SELECT COUNT(host_name) num_hosts, MAX(num_listings) max_listings_per_host
FROM listings
 * sqlite:///palooza.db
Done.
Out[ ]:
num_hosts max_listings_per_host
2929 215
  1. Determine the top 5 hosts who have the highest price_per_month for their listings, considering only hosts who have at least 10 listings.
In [ ]:
# Here we aggregated the price_per_month as so that we could see the individual 
# hosts and as to generate the top 5 distinct hosts  
In [ ]:
%%sql
SELECT r.host_name, ROUND(AVG(p.price_per_month),2) avg_monthly_price
FROM reviews r
JOIN prices p 
ON r.listing_id = p.listing_id
WHERE calculated_host_listings_count > 9
GROUP BY 1
ORDER BY 2 DESC
LIMIT 5
 * sqlite:///palooza.db
Done.
Out[ ]:
host_name avg_monthly_price
Sally 109895.42
Red Awning 21452.58
Park Lane 12318.75
Janet 11334.01
Yotel 8749.86
  1. Find the neighborhood(s) that have the highest variance in listing prices.
In [ ]:
%%sql
WITH avg_prices AS (
    SELECT AVG(price) AS avg_price
    FROM prices
)
SELECT neighbourhood, AVG((price - avg_price) * (price - avg_price)) AS variance
FROM prices, avg_prices
GROUP BY 1
ORDER BY 2 DESC
LIMIT 5
 * sqlite:///palooza.db
Done.
Out[ ]:
neighbourhood variance
Sea Gate 902211.2722433434
Bayside 224007.989366134
East Flatbush 173838.4025865787
Tribeca 161899.30747083636
SoHo 146980.2407632523
  1. Calculate the average price_per_month for each neighborhood, taking into account only listings where the host has a minimum_nights value that is higher than the average minimum_nights value across all listings.
In [ ]:
%%sql
SELECT p.neighbourhood, ROUND(AVG(p.price_per_month),2) avg_price_monthly
FROM prices p
JOIN reviews r 
ON p.listing_id = r.listing_id
WHERE r.minimum_nights > (SELECT AVG(minimum_nights) FROM reviews)
GROUP BY 1
ORDER BY 2 DESC 
LIMIT 5
 * sqlite:///palooza.db
Done.
Out[ ]:
neighbourhood avg_price_monthly
Bayside 11949.95
Tribeca 11791.53
Flatiron District 10172.69
SoHo 9549.23
NoHo 9374.04

Business questions¶

  1. What are the most popular neighborhoods for short-term rentals in New York City?
  1. What is the average rental price for short-term rentals in New York City, and how does it vary by neighborhood and property type?
  1. What are the most commonly rented property types on Airbnb in New York City, and how does this vary by neighborhood?

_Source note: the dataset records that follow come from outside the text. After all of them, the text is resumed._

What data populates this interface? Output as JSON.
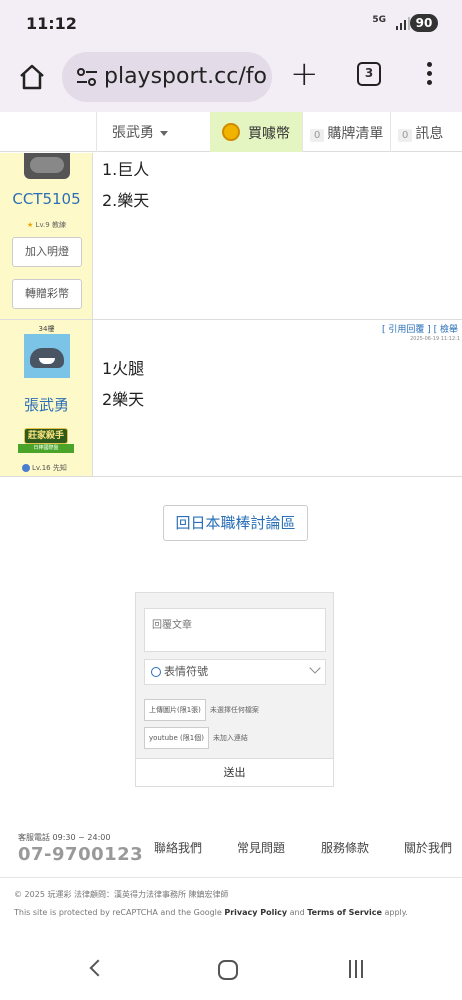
{
  "status": {
    "time": "11:12",
    "network": "5G",
    "battery": "90"
  },
  "browser": {
    "url": "playsport.cc/fo",
    "tab_count": "3"
  },
  "nav": {
    "username": "張武勇",
    "buy_label": "買噱幣",
    "cart_count": "0",
    "cart_label": "購牌清單",
    "msg_count": "0",
    "msg_label": "訊息"
  },
  "posts": [
    {
      "username": "CCT5105",
      "level": "Lv.9 教練",
      "follow_label": "加入明燈",
      "gift_label": "轉贈彩幣",
      "lines": [
        "1.巨人",
        "2.樂天"
      ]
    },
    {
      "floor": "34樓",
      "username": "張武勇",
      "badge_title": "莊家殺手",
      "badge_sub": "日棒國際盤",
      "level": "Lv.16 先知",
      "quote_label": "[ 引用回覆 ]",
      "report_label": "[ 檢舉",
      "timestamp": "2025-06-19 11:12:1",
      "lines": [
        "1火腿",
        "2樂天"
      ]
    }
  ],
  "back_button": "回日本職棒討論區",
  "reply": {
    "placeholder": "回覆文章",
    "emoji_label": "表情符號",
    "upload_image_label": "上傳圖片(限1張)",
    "upload_image_status": "未選擇任何檔案",
    "youtube_label": "youtube (限1個)",
    "youtube_status": "未加入連結",
    "submit_label": "送出"
  },
  "footer": {
    "service_hours": "客服電話 09:30 ~ 24:00",
    "phone": "07-9700123",
    "links": [
      "聯絡我們",
      "常見問題",
      "服務條款",
      "關於我們"
    ],
    "copyright": "© 2025 玩運彩 法律顧問：漢英得力法律事務所 陳鎮宏律師",
    "recaptcha_prefix": "This site is protected by reCAPTCHA and the Google",
    "privacy": "Privacy Policy",
    "and": "and",
    "terms": "Terms of Service",
    "apply": "apply."
  }
}
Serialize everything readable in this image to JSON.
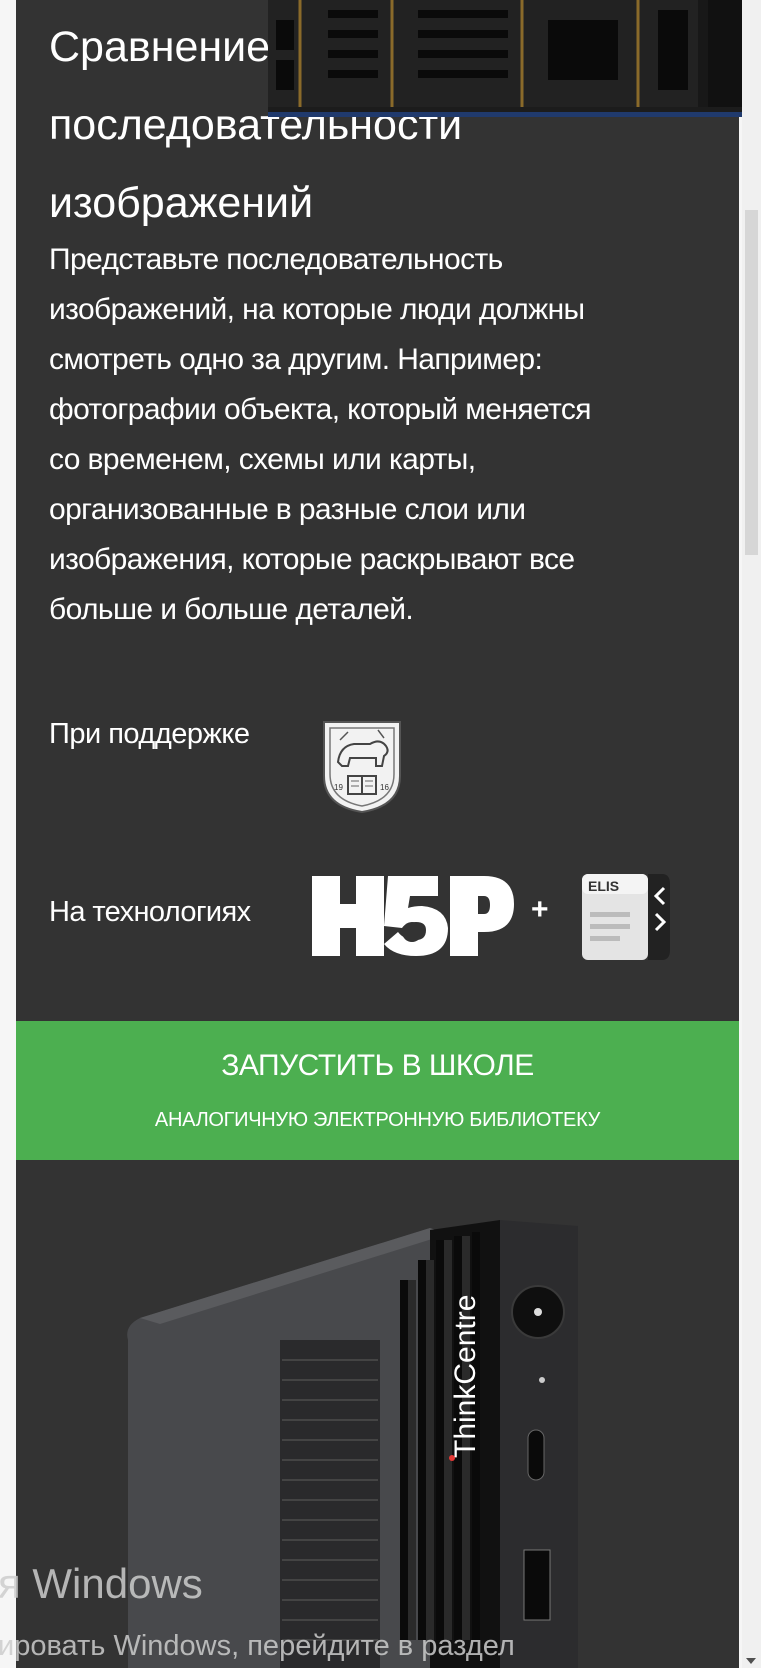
{
  "article": {
    "title_lines": [
      "Сравнение",
      "последовательности",
      "изображений"
    ],
    "description_lines": [
      "Представьте последовательность",
      "изображений, на которые люди должны",
      "смотреть одно за другим. Например:",
      "фотографии объекта, который меняется",
      "со временем, схемы или карты,",
      "организованные в разные слои или",
      "изображения, которые раскрывают все",
      "больше и больше деталей."
    ]
  },
  "credits": {
    "supported_label": "При поддержке",
    "tech_label": "На технологиях",
    "plus": "+",
    "seal_years": [
      "19",
      "16"
    ],
    "elis_label": "ELIS"
  },
  "cta": {
    "main": "ЗАПУСТИТЬ В ШКОЛЕ",
    "sub": "АНАЛОГИЧНУЮ ЭЛЕКТРОННУЮ БИБЛИОТЕКУ",
    "color": "#4caf50"
  },
  "product": {
    "brand": "ThinkCentre"
  },
  "watermark": {
    "title": "я Windows",
    "subtitle": "ировать Windows, перейдите в раздел"
  },
  "colors": {
    "panel": "#333333",
    "banner_border": "#203a6d"
  }
}
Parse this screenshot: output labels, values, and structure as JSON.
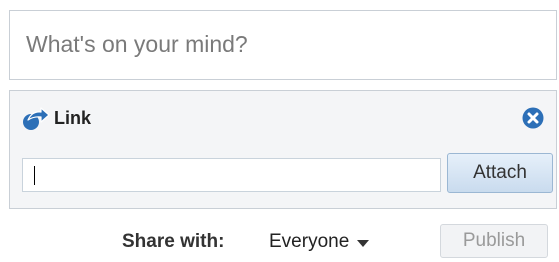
{
  "status": {
    "placeholder": "What's on your mind?"
  },
  "link_panel": {
    "title": "Link",
    "icon": "share-arrow-icon",
    "close_icon": "close-icon",
    "input_value": "",
    "attach_label": "Attach"
  },
  "footer": {
    "share_label": "Share with:",
    "share_value": "Everyone",
    "publish_label": "Publish"
  },
  "colors": {
    "accent": "#2c6fb7",
    "attach_bg": "#d6e4f3",
    "publish_disabled_text": "#9a9a9a"
  }
}
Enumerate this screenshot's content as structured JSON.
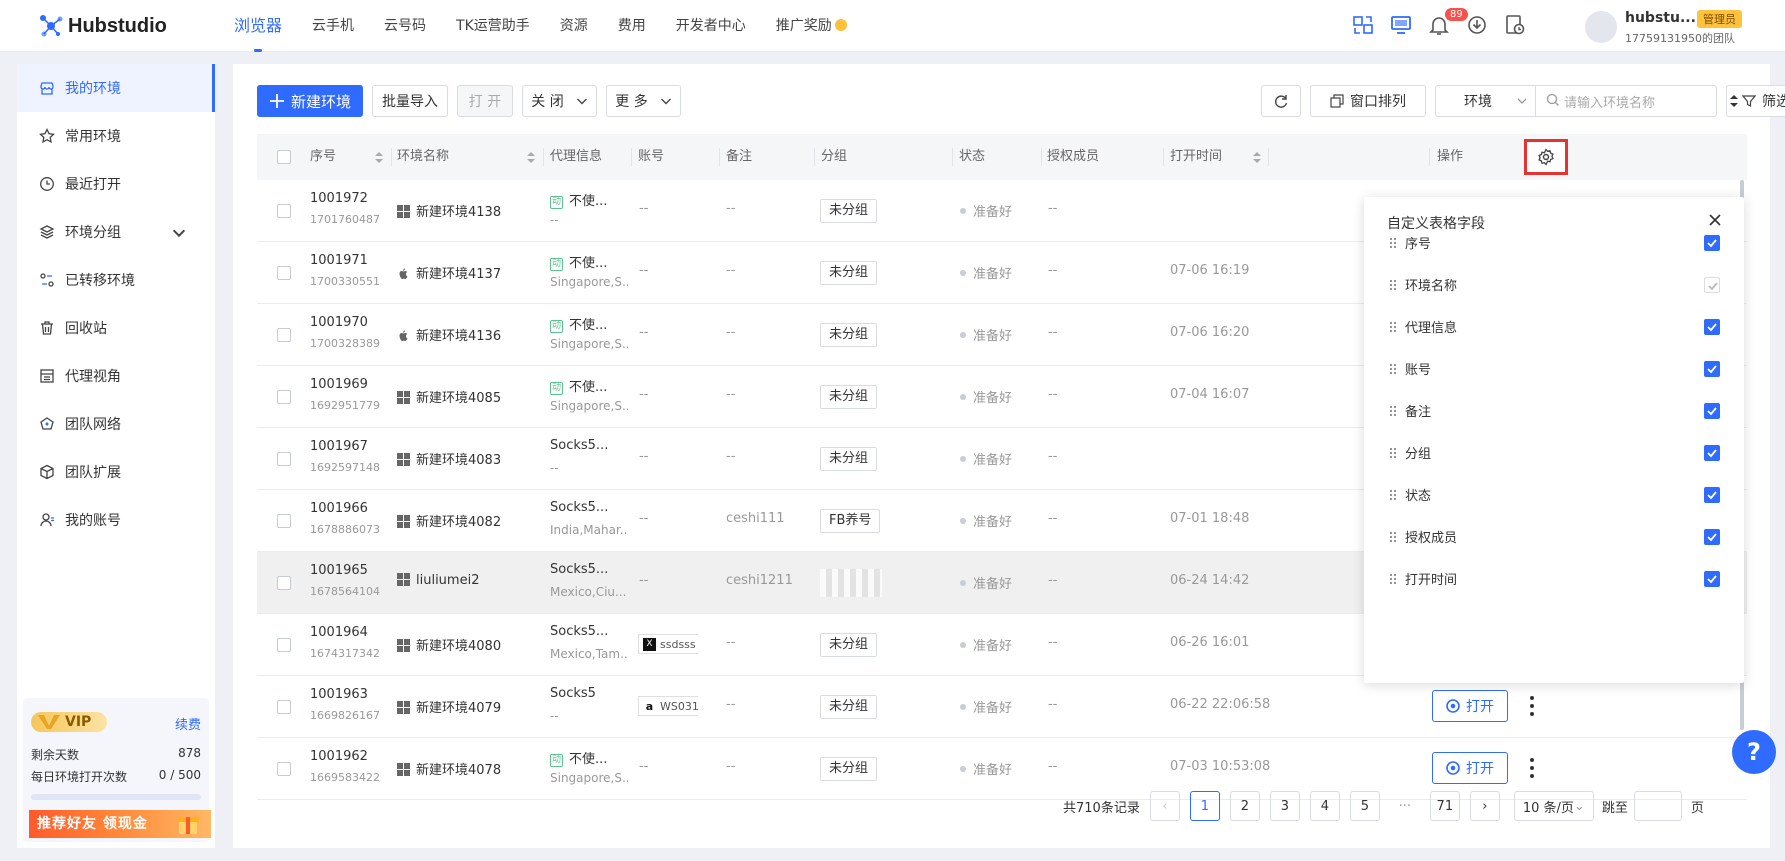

  1. What is the average length of stay for short-term rentals in New York City, and how does this vary by neighborhood and property type?
  1. How has demand for short-term rentals in New York City changed over time, and are there any seasonal trends that could impact business decisions?